Batman's intervention outside of a polling station came as the polls were about to close. Batman stopped three men as they were about to club a Dent supporter on the ground screaming for help. Witnesses report that in just under a minute, Batman swooped in, carried off all three men, and tied them to a nearby tree.
"Before I knew it, Batman was off again," said Elmira Cleansworthy III, who was a volunteer at the precinct. "I wanted to thank him, but he just disappeared!"
The three men appeared at the polling station at just after five p.m., witnesses said.

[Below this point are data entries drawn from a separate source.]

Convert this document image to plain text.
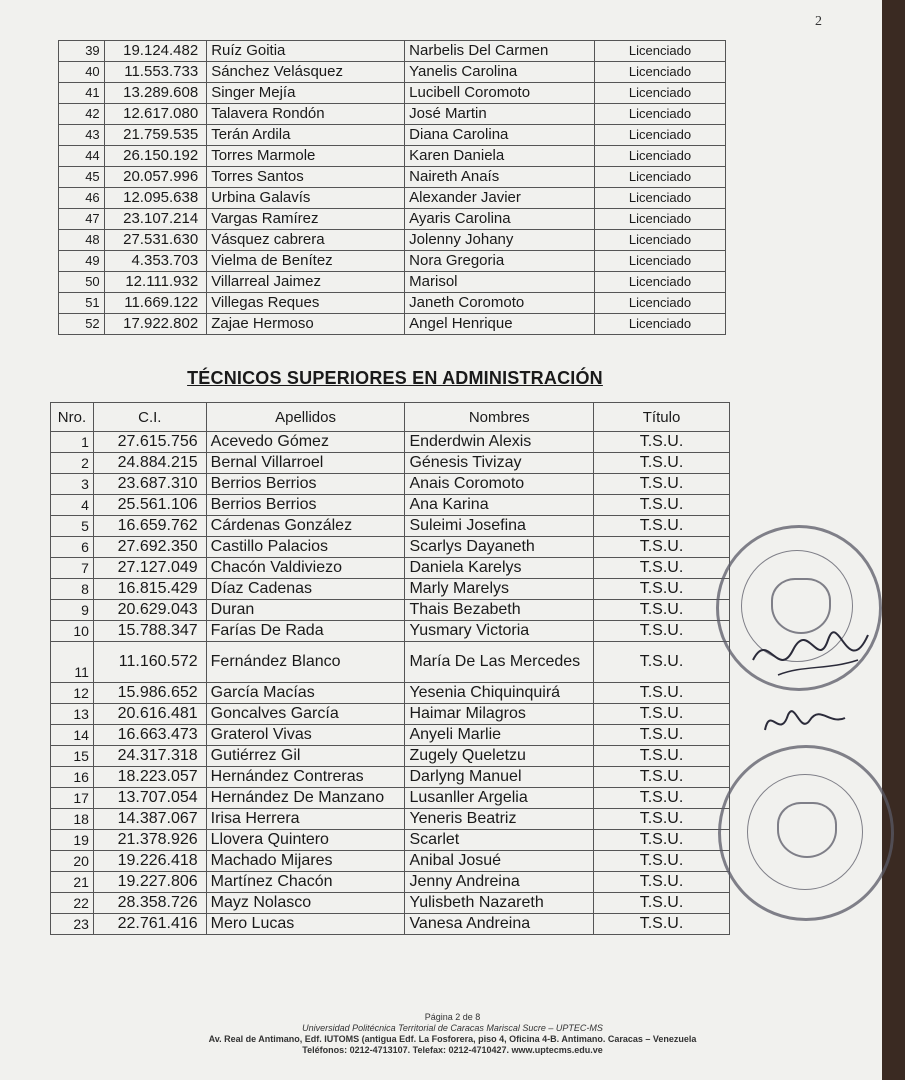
2
39	19.124.482	Ruíz Goitia	Narbelis Del Carmen	Licenciado
40	11.553.733	Sánchez Velásquez	Yanelis Carolina	Licenciado
41	13.289.608	Singer Mejía	Lucibell Coromoto	Licenciado
42	12.617.080	Talavera Rondón	José Martin	Licenciado
43	21.759.535	Terán Ardila	Diana Carolina	Licenciado
44	26.150.192	Torres Marmole	Karen Daniela	Licenciado
45	20.057.996	Torres Santos	Naireth Anaís	Licenciado
46	12.095.638	Urbina Galavís	Alexander Javier	Licenciado
47	23.107.214	Vargas Ramírez	Ayaris Carolina	Licenciado
48	27.531.630	Vásquez cabrera	Jolenny Johany	Licenciado
49	4.353.703	Vielma de Benítez	Nora Gregoria	Licenciado
50	12.111.932	Villarreal Jaimez	Marisol	Licenciado
51	11.669.122	Villegas Reques	Janeth Coromoto	Licenciado
52	17.922.802	Zajae Hermoso	Angel Henrique	Licenciado
TÉCNICOS SUPERIORES EN ADMINISTRACIÓN
Nro.	C.I.	Apellidos	Nombres	Título
1	27.615.756	Acevedo Gómez	Enderdwin Alexis	T.S.U.
2	24.884.215	Bernal Villarroel	Génesis Tivizay	T.S.U.
3	23.687.310	Berrios Berrios	Anais Coromoto	T.S.U.
4	25.561.106	Berrios Berrios	Ana Karina	T.S.U.
5	16.659.762	Cárdenas González	Suleimi Josefina	T.S.U.
6	27.692.350	Castillo Palacios	Scarlys Dayaneth	T.S.U.
7	27.127.049	Chacón Valdiviezo	Daniela Karelys	T.S.U.
8	16.815.429	Díaz Cadenas	Marly Marelys	T.S.U.
9	20.629.043	Duran	Thais Bezabeth	T.S.U.
10	15.788.347	Farías De Rada	Yusmary Victoria	T.S.U.
11	11.160.572	Fernández Blanco	María De Las Mercedes	T.S.U.
12	15.986.652	García Macías	Yesenia Chiquinquirá	T.S.U.
13	20.616.481	Goncalves García	Haimar Milagros	T.S.U.
14	16.663.473	Graterol Vivas	Anyeli Marlie	T.S.U.
15	24.317.318	Gutiérrez Gil	Zugely Queletzu	T.S.U.
16	18.223.057	Hernández Contreras	Darlyng Manuel	T.S.U.
17	13.707.054	Hernández De Manzano	Lusanller Argelia	T.S.U.
18	14.387.067	Irisa Herrera	Yeneris Beatriz	T.S.U.
19	21.378.926	Llovera Quintero	Scarlet	T.S.U.
20	19.226.418	Machado Mijares	Anibal Josué	T.S.U.
21	19.227.806	Martínez Chacón	Jenny Andreina	T.S.U.
22	28.358.726	Mayz Nolasco	Yulisbeth Nazareth	T.S.U.
23	22.761.416	Mero Lucas	Vanesa Andreina	T.S.U.
Página 2 de 8
Universidad Politécnica Territorial de Caracas Mariscal Sucre – UPTEC-MS
Av. Real de Antimano, Edf. IUTOMS (antigua Edf. La Fosforera, piso 4, Oficina 4-B. Antimano. Caracas – Venezuela
Teléfonos: 0212-4713107. Telefax: 0212-4710427. www.uptecms.edu.ve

Wielding baseball bats, the men intimidated voters and warned them not to vote for Harvey Dent.
One eyewitness told The Gotham Times that the men threatened voters with "a broken leg for every Dent vote." The men placed themselves in front of the polling station and waved their baseball bats in a threatening manner, eyewitnesses said.
"It was horrible," said Cleansworthy. "Those men were intimidating every voter, and physically manhandled the Dent supporters who argued with them."
Gotham Police Department sources say one of the men in custody is Albert Rossi, a Maroni mob associate who also owns Rossi's Deli where Dent defused a hostage situation on May 13. GPD did not release the names of the other men being held.
One witness reported that Batman used "a line" to scale a building before making his escape.
GPD officer Jessica Victor-Stearns told The Times that the three men were found bound, gagged, and tied with a series of complicated knots that tighten if struggled against. "They were gift wrapped, ready for booking," Victor-Stearns said. "I don't agree with this kind of vigilantism, but I have to admit it made the locals feel a lot safer about coming out to vote."
"I assure the citizens of Gotham that the GPD is working closely with the election commission to investigate every single one of these allegations," said Police Commissioner Loeb. "Mark my words, we will not tolerate any kind of intimidation tactics at polling stations."
But Police Commissioner Loeb rejected Batman's intervention. "The people of Gotham will not stand for vigilante justice," Loeb said. "This kind of irresponsible behavior is dangerous to everyone involved."
The voters seemed to agree with Loeb, refusing to send a message to City Hall to ease up on their anti-Batman policy. But the larger question of whether Batman is Gotham's savior or Gotham's menace is one that will continue to be debated, said DeFabrizio.
"As long as Batman is around, he will inspire both admiration and fear," said DeFabrizio. "This time around, the fear won out. But in the future, it could be different."